Updated: 2007-07-04 10:19

A chery sedan is on display at an auto exhibition in Zhengzhou, Central China's Henan Province April 13, 2007. [newsphoto]

Chrysler Group and China's Chery Automobile Co. signed a deal on Wednesday to develop small and sub-compact cars for sale in North America, Europe and other markets.

The companies will modify existing Chery vehicles to be sold under Chrysler brands and co-develop future models, the two automakers said in a statement handed out before a press conference in Beijing.

Chrysler will begin sales of Chery's A1 hatchback in the U.S. in the first quarter of next year, Chery President Yin Tongyao told reporters. The 1.3-liter A1 costs as little as 53,800 yuan ($7,100) in China.

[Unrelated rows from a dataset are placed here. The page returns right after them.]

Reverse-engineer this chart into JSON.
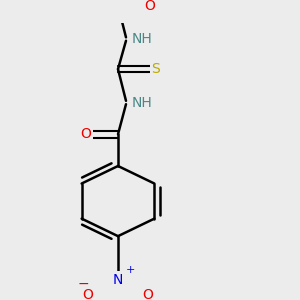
{
  "bg_color": "#ececec",
  "atom_colors": {
    "C": "#000000",
    "H": "#4a8888",
    "N": "#0000ee",
    "O": "#ee0000",
    "S": "#bbaa00"
  },
  "bond_color": "#000000",
  "bond_width": 1.5,
  "figsize": [
    3.0,
    3.0
  ],
  "dpi": 100
}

Tom LaSorda, president and CEO of Chrysler Group, speaks at the signing of a cooperative agreement with Chery Automobile in Beijing July 4, 2007. The first shipments of Chrysler cars built by China's Chery Automobile Co. could reach the U.S. or Europe within 30 months, Chrysler said on Wednesday, opening the door for Chery to be the first mainland auto maker to do so
Tom LaSorda, president and CEO of Chrysler Group, speaks at the signing of a cooperative agreement with Chery Automobile in Beijing July 4, 2007.[Reuters]
Chrysler's least expensive U.S. model is the $13,850 Dodge Caliber, according to Santa Monica, California- based, which tracks vehicle prices.

More than 70 percent of Chrysler's US sales come from light-trucks like its Jeeps and Ram trucks, a product skew that analysts have cited as a weakness at a time of high gas prices and expected tougher fuel economy regulations.

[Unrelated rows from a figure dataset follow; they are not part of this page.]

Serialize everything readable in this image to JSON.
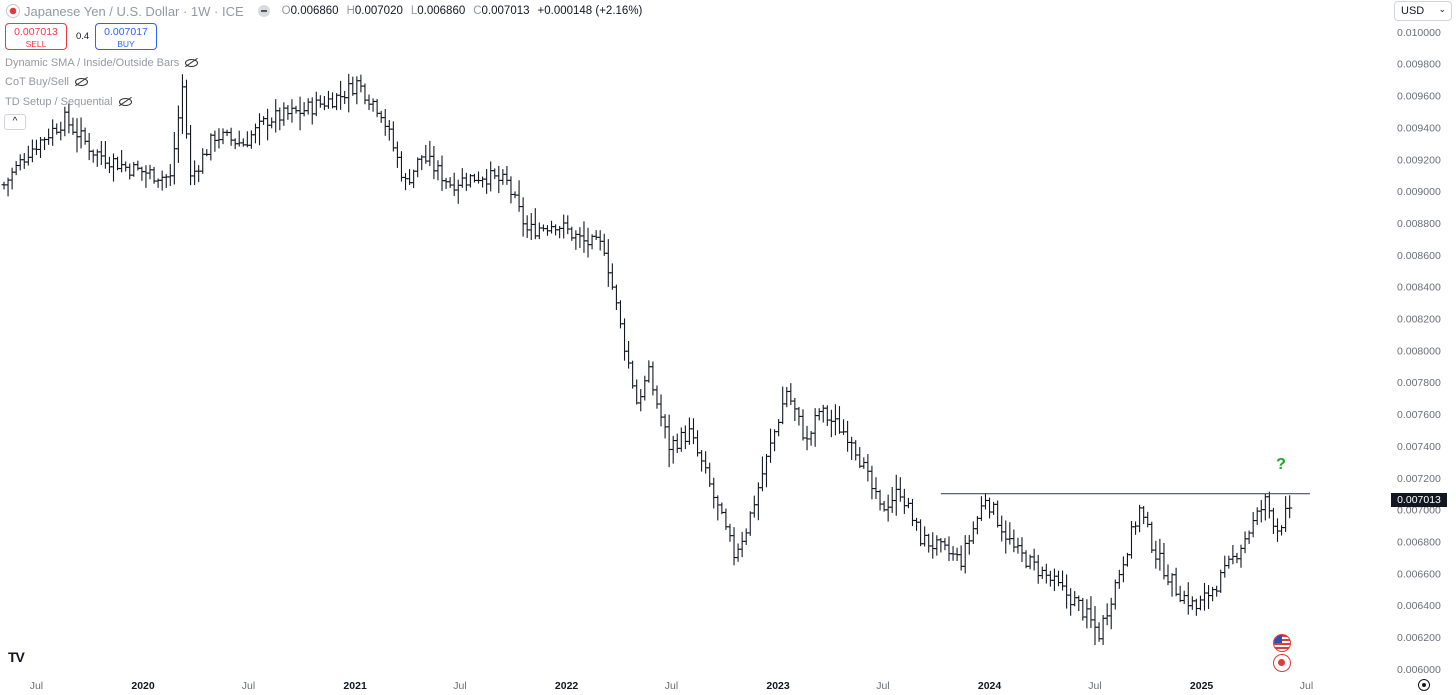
{
  "header": {
    "symbol": "Japanese Yen / U.S. Dollar · 1W · ICE",
    "ohlc": [
      {
        "k": "O",
        "v": "0.006860"
      },
      {
        "k": "H",
        "v": "0.007020"
      },
      {
        "k": "L",
        "v": "0.006860"
      },
      {
        "k": "C",
        "v": "0.007013"
      }
    ],
    "change": "+0.000148 (+2.16%)"
  },
  "trade": {
    "sell_price": "0.007013",
    "sell_label": "SELL",
    "spread": "0.4",
    "buy_price": "0.007017",
    "buy_label": "BUY"
  },
  "indicators": [
    "Dynamic SMA / Inside/Outside Bars",
    "CoT Buy/Sell",
    "TD Setup / Sequential"
  ],
  "currency": "USD",
  "last_price": "0.007013",
  "annotation": "?",
  "colors": {
    "bar": "#131722",
    "annotation": "#22a322",
    "line": "#4a4f5c"
  },
  "chart_data": {
    "type": "ohlc",
    "interval": "1W",
    "ylim": [
      0.00593,
      0.0102
    ],
    "y_ticks": [
      "0.006000",
      "0.006200",
      "0.006400",
      "0.006600",
      "0.006800",
      "0.007000",
      "0.007200",
      "0.007400",
      "0.007600",
      "0.007800",
      "0.008000",
      "0.008200",
      "0.008400",
      "0.008600",
      "0.008800",
      "0.009000",
      "0.009200",
      "0.009400",
      "0.009600",
      "0.009800",
      "0.010000"
    ],
    "x_labels": [
      "Jul",
      "2020",
      "Jul",
      "2021",
      "Jul",
      "2022",
      "Jul",
      "2023",
      "Jul",
      "2024",
      "Jul",
      "2025",
      "Jul"
    ],
    "x_label_dates": [
      "2019-07-01",
      "2020-01-01",
      "2020-07-01",
      "2021-01-01",
      "2021-07-01",
      "2022-01-01",
      "2022-07-01",
      "2023-01-01",
      "2023-07-01",
      "2024-01-01",
      "2024-07-01",
      "2025-01-01",
      "2025-07-01"
    ],
    "x_range": [
      "2019-05-06",
      "2025-07-14"
    ],
    "horizontal_line": {
      "y": 0.0071,
      "start": "2023-10-09",
      "end": "2025-07-07"
    },
    "anchors": [
      [
        "2019-05-06",
        0.00904
      ],
      [
        "2019-06-17",
        0.00925
      ],
      [
        "2019-08-19",
        0.00945
      ],
      [
        "2019-10-07",
        0.00925
      ],
      [
        "2019-12-02",
        0.00915
      ],
      [
        "2020-02-17",
        0.00908
      ],
      [
        "2020-03-09",
        0.00965
      ],
      [
        "2020-03-23",
        0.00908
      ],
      [
        "2020-05-04",
        0.00935
      ],
      [
        "2020-06-22",
        0.0093
      ],
      [
        "2020-08-03",
        0.00945
      ],
      [
        "2020-09-28",
        0.0095
      ],
      [
        "2020-12-07",
        0.0096
      ],
      [
        "2021-01-04",
        0.00968
      ],
      [
        "2021-02-15",
        0.0095
      ],
      [
        "2021-03-29",
        0.00905
      ],
      [
        "2021-04-26",
        0.00922
      ],
      [
        "2021-06-14",
        0.00905
      ],
      [
        "2021-08-09",
        0.0091
      ],
      [
        "2021-09-20",
        0.00905
      ],
      [
        "2021-10-25",
        0.00875
      ],
      [
        "2021-12-13",
        0.0088
      ],
      [
        "2022-01-31",
        0.00868
      ],
      [
        "2022-03-07",
        0.00865
      ],
      [
        "2022-04-04",
        0.00815
      ],
      [
        "2022-05-02",
        0.00768
      ],
      [
        "2022-05-23",
        0.00785
      ],
      [
        "2022-06-27",
        0.0074
      ],
      [
        "2022-08-01",
        0.00748
      ],
      [
        "2022-08-29",
        0.00722
      ],
      [
        "2022-10-17",
        0.00672
      ],
      [
        "2022-11-07",
        0.00688
      ],
      [
        "2022-12-19",
        0.0074
      ],
      [
        "2023-01-16",
        0.00775
      ],
      [
        "2023-02-20",
        0.00742
      ],
      [
        "2023-03-13",
        0.00762
      ],
      [
        "2023-05-08",
        0.00745
      ],
      [
        "2023-06-26",
        0.007
      ],
      [
        "2023-07-31",
        0.00712
      ],
      [
        "2023-09-04",
        0.00682
      ],
      [
        "2023-11-13",
        0.00668
      ],
      [
        "2023-12-25",
        0.00708
      ],
      [
        "2024-02-12",
        0.00675
      ],
      [
        "2024-04-08",
        0.00658
      ],
      [
        "2024-06-03",
        0.0064
      ],
      [
        "2024-07-08",
        0.00622
      ],
      [
        "2024-09-16",
        0.007
      ],
      [
        "2024-10-14",
        0.00672
      ],
      [
        "2024-11-18",
        0.0065
      ],
      [
        "2024-12-23",
        0.00638
      ],
      [
        "2025-02-10",
        0.0066
      ],
      [
        "2025-04-21",
        0.00705
      ],
      [
        "2025-05-12",
        0.00688
      ],
      [
        "2025-06-02",
        0.00701
      ]
    ]
  }
}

The Chery partnership is part of a Chrysler strategy to develop more models with less investment, Chrysler Chief Executive Officer Tom LaSorda said in the statement.

Chrysler plans to introduce 32 models from 2006 to 2010, an increase from 21 between 2000 and 2004, as five-year product spending during those spans fell from $41.9 billion to about $30 billion.

"It makes total sense for Chrysler to have a partnership with a Chinese automaker because that is where the growth is in the auto industry," said Rebecca Lindland, a forecaster for Global Insight Inc. in Lexington, Massachusetts. "It can be very unprofitable to develop new small-car platforms on your own. "

More than 90 percent of sales for Chrysler, which holds the Chrysler, Dodge and Jeep brands, are in North America and the No. 4 US automaker has targeted growth in Europe and Asia as a key sales priority.

Chrysler and Chery signed a preliminary deal in December that was seen as a major advance toward China's goal of exporting from its fast-growing auto industry into developed markets, including the United States.

While many industry executives and analysts expect Chinese automakers to eventually compete aggressively in the US market, several early ventures aimed at exporting a Chinese-built vehicle to the United States have faltered or faced setbacks.

Analysts have also cautioned that the first wave of Chinese-built vehicles are likely to face skepticism from American consumers concerned about safety and quality.

Cerberus Capital Management LP is acquiring 80.1 percent of Chrysler from Daimler in a $7.4-billion deal expected to close this quarter.

Chery, China's first vehicle exporter, plans to increase sales 29 percent this year following a 60 percent increase last year, it said in January. The company sold about 305,000 vehicles, including 50,000 exports, in 2006.

In the first five months of this year, the Chinese automaker had 4.8 percent share of its home vehicle market, the world's second-largest behind the U.S.

The automaker has sold vehicles in more than 50 countries and regions, according to the statement. In November, it abandoned plans to export its own-brand vehicles to North America with Visionary Vehicles LLC.

Chinese automakers have begun to target overseas sales as increasing competition at home crimps profit. Carmakers' profit margins in the country averaged 3.1 percent last year, compared with 9 percent in 2003, according to calculations based on figures issued by the country's automakers association.

Chery currently exports vehicles to developing countries and has set a goal of selling 393,000 vehicles in 2007, up 29 percent from 2006.